Why covid-19 might finally usher in the era of health care based on a patient’s data

Davis believes the key to understanding why covid affects people in such varied ways is to identify the differences between the immune systems of those who successfully fight the disease and those who succumb. Those differences could range from the simple, such as whether someone has been exposed to other coronaviruses in the past, to factors as complex as genetically determined variations in how certain cells display viral protein fragments on their surfaces for inspection by circulating immune cells. These proteins can influence how likely the immune cell is to recognize the presence of a dangerous pathogen, sound the alarm, and mobilize an army of antibodies to go on the attack.

“Now there is a flood of data, and it’s the highest quality that we’ve ever had, and also the most we’ve ever had,” Davis says. 

A boon for the science, to be sure. But will the ISB study change how patients are treated and help prepare us for future pandemics? Hood is optimistic. “This absolutely validates everything I have been arguing for the past 20 years,” he says. 

The needed tools

Hood made a major contribution to immunology early in his career, after attending medical school and getting his PhD from Caltech. He helped solve the mystery of how the body can produce roughly 10 billion varieties of antibodies, Y-shaped proteins that can bind to the outer surface of a distinctly shaped invading pathogen and destroy it with the specificity of a guided missile. 

Despite his early success, Hood recognized from the start that without major advances in technology, he would never answer the most intriguing biological questions that remained about the immune system: those revealing how it coordinates its remarkably complex collection of cell types and proteins. If immunologists were ever to understand how all these parts worked together, Hood realized, they would first need to recognize, characterize, and measure them. 

Jim Heath, president of the Institute for Systems Biology

IAN ALLEN

Hood’s Caltech lab played a key role in developing a wide range of tools, including instruments that would enable biologists to read and write sequences of amino acids, and machines that could string together DNA nucleotides (the letters of the genetic code). Perhaps most famously, in 1986 he helped invent the automated DNA sequencer, a machine able to quickly read the nucleotides in the genome and determine their order; it paved the way for the Human Genome Project, the $3 billion, 13-year effort to produce the first draft of a complete human genome. 

In the years that followed, Hood advocated for a reinvention of modern health care that relied on the new tools of molecular biology to collect data from individual patients: genome sequences, and complete inventories of proteins circulating in the bloodstream. This data could then be analyzed, using early systems of machine learning and pattern recognition to pull out interesting patterns and correlations. Insights could be harnessed to maximize a person’s health and head off diseases far earlier than previously possible. 

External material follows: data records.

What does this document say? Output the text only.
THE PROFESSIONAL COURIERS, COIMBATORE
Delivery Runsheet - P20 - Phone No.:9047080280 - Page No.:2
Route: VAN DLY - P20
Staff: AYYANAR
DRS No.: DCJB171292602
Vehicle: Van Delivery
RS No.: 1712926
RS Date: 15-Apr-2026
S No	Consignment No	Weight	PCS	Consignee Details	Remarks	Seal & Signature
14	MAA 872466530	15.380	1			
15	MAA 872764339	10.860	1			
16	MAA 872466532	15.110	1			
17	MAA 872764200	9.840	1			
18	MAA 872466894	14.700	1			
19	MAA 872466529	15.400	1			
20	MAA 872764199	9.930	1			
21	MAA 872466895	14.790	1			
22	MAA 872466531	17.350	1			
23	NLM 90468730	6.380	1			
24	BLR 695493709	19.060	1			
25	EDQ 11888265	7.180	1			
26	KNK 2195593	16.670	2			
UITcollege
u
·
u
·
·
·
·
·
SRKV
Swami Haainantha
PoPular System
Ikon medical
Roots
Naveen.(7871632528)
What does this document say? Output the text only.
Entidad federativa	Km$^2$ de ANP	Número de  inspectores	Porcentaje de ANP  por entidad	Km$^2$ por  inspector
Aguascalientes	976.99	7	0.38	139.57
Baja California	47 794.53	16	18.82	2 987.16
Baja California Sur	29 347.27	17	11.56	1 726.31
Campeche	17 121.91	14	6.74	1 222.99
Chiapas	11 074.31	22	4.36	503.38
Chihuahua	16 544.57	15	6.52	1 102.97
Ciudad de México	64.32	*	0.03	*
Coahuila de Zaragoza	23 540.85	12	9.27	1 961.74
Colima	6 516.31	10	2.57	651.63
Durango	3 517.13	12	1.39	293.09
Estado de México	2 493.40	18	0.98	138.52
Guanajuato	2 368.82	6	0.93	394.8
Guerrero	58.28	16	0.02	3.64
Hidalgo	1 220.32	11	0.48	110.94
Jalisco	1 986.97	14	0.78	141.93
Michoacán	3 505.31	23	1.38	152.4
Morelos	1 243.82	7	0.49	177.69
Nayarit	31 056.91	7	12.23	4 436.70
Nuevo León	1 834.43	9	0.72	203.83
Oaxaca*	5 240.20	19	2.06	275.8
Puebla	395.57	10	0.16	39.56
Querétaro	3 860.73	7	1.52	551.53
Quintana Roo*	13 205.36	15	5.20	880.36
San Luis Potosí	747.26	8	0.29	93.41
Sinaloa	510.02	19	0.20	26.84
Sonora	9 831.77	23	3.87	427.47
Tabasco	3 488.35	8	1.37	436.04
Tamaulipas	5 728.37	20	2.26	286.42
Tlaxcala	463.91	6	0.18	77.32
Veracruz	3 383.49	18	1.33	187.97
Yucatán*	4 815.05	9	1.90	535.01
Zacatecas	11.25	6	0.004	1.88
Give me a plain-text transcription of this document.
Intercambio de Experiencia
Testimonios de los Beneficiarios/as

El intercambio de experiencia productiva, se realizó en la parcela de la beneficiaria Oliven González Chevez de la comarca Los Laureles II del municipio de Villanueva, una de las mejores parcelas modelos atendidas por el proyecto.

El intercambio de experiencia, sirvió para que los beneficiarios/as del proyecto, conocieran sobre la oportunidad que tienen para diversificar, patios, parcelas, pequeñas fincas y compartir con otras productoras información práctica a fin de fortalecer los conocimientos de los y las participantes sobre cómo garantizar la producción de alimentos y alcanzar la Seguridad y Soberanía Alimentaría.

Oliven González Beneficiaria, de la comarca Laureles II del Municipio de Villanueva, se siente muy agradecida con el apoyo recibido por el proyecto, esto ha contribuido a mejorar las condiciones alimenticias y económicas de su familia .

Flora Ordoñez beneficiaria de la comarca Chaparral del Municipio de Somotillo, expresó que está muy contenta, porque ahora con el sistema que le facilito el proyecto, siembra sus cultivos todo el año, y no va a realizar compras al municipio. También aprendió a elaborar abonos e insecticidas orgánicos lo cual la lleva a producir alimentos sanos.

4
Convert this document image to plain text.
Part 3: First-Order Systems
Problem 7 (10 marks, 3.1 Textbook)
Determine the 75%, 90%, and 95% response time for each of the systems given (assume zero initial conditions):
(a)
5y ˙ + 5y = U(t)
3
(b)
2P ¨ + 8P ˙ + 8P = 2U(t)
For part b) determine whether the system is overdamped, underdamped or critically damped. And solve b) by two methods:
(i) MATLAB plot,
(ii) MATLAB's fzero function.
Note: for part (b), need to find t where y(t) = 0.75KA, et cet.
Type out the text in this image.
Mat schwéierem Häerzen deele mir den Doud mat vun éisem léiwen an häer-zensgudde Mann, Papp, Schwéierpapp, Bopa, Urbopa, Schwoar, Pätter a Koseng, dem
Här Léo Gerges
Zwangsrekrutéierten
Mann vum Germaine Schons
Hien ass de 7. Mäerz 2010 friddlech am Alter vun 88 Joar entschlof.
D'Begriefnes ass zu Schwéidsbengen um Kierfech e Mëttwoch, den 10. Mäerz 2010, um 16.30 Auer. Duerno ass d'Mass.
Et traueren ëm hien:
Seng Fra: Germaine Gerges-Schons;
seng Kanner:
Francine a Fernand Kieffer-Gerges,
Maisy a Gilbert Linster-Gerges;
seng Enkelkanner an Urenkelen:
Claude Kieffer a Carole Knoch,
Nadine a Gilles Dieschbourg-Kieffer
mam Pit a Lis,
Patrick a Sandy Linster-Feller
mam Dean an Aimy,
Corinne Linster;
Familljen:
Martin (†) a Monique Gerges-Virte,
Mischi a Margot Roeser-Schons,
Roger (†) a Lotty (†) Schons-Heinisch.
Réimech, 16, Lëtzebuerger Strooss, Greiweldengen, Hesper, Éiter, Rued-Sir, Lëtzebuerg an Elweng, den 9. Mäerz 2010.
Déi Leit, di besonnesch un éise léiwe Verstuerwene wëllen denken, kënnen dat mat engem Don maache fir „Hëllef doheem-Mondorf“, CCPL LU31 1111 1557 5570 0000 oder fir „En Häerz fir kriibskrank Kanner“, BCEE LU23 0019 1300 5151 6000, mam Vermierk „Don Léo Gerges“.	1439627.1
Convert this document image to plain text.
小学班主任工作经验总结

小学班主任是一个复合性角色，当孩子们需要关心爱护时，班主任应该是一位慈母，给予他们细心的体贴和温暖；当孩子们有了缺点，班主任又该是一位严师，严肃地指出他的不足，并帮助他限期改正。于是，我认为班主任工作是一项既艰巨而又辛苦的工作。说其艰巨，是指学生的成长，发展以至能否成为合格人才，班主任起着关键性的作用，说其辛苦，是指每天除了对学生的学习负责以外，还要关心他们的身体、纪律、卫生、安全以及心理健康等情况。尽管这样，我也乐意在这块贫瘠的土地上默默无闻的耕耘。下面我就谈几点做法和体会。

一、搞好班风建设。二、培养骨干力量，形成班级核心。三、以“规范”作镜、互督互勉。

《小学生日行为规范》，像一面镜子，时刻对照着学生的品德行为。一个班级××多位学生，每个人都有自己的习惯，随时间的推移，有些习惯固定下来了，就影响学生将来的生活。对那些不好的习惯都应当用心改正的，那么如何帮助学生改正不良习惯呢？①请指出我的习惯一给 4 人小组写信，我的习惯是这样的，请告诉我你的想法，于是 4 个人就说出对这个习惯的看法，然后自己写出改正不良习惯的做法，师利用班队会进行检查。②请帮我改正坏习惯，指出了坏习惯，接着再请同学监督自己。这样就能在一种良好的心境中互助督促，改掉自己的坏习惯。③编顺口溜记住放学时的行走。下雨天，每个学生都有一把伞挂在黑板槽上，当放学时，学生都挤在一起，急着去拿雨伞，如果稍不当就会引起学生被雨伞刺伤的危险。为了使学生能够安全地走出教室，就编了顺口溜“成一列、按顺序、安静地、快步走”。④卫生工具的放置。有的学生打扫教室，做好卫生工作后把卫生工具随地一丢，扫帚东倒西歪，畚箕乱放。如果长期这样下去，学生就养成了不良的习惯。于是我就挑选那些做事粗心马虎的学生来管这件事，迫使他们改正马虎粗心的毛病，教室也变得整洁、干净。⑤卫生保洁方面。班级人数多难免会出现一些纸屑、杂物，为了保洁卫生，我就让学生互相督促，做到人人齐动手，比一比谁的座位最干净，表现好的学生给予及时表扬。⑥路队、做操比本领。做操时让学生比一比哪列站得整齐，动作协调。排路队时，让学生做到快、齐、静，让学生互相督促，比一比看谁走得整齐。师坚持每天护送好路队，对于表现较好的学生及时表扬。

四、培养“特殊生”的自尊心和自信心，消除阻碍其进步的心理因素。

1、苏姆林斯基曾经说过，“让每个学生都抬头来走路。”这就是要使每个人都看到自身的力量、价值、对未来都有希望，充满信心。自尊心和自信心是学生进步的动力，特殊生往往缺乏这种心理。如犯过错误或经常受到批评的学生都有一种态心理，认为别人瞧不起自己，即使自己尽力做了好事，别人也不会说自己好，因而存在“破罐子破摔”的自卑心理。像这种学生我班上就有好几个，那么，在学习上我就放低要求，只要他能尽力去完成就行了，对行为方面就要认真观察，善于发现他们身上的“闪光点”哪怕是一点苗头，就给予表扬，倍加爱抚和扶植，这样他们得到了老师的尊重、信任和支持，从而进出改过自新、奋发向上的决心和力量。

It all made perfect scientific sense. But nearly two decades after the Human Genome Project’s completion in 2003, and despite much progress in genomic sciences as well as in data science, Hood’s predicted revolution in health care has still not arrived. 

Hood says one reason is that the tools used to be expensive. Now, however, a genome can be sequenced for $300 or less. And, he says, researchers have gained access to computational tools “that can really integrate the data, and turn data into knowledge.” 

But the biggest roadblock is that the health-care system is inefficient and resistant to change. There’s a “lack of understanding about how important it is to get diverse types of data and integrate them,” Hood says. “Most physicians went to medical school five or 10 or 20 years ago, and they never learned anything about any of this.”

“Everybody is really busy, and changing takes time, so you have to persuade leadership as well as physicians this is in their interest,” he says. “That all turned out to be far more difficult than I ever thought it would be.” 

Pandemic lessons

These days, Hood is still pushing hard, and despite the years of frustration, he is characteristically optimistic. One reason for his renewed hope is that he finally has ready access to patients  and the money to begin his next grand experiment. 

In 2016, ISB merged with Providence Health & Services in Seattle, a massive network with 51 hospitals, billions of dollars in cash, and a hunger to develop a more robust research program. 

Soon after the merger, Hood was talking up an impossibly ambitious-­sounding campaign to start what he calls the Million Person Project. It would apply phenotyping and genetic analysis to, yes, a million people. In January 2020, Hood kicked off a pilot project, having recruited 5,000 patients, and began to sequence their genomes.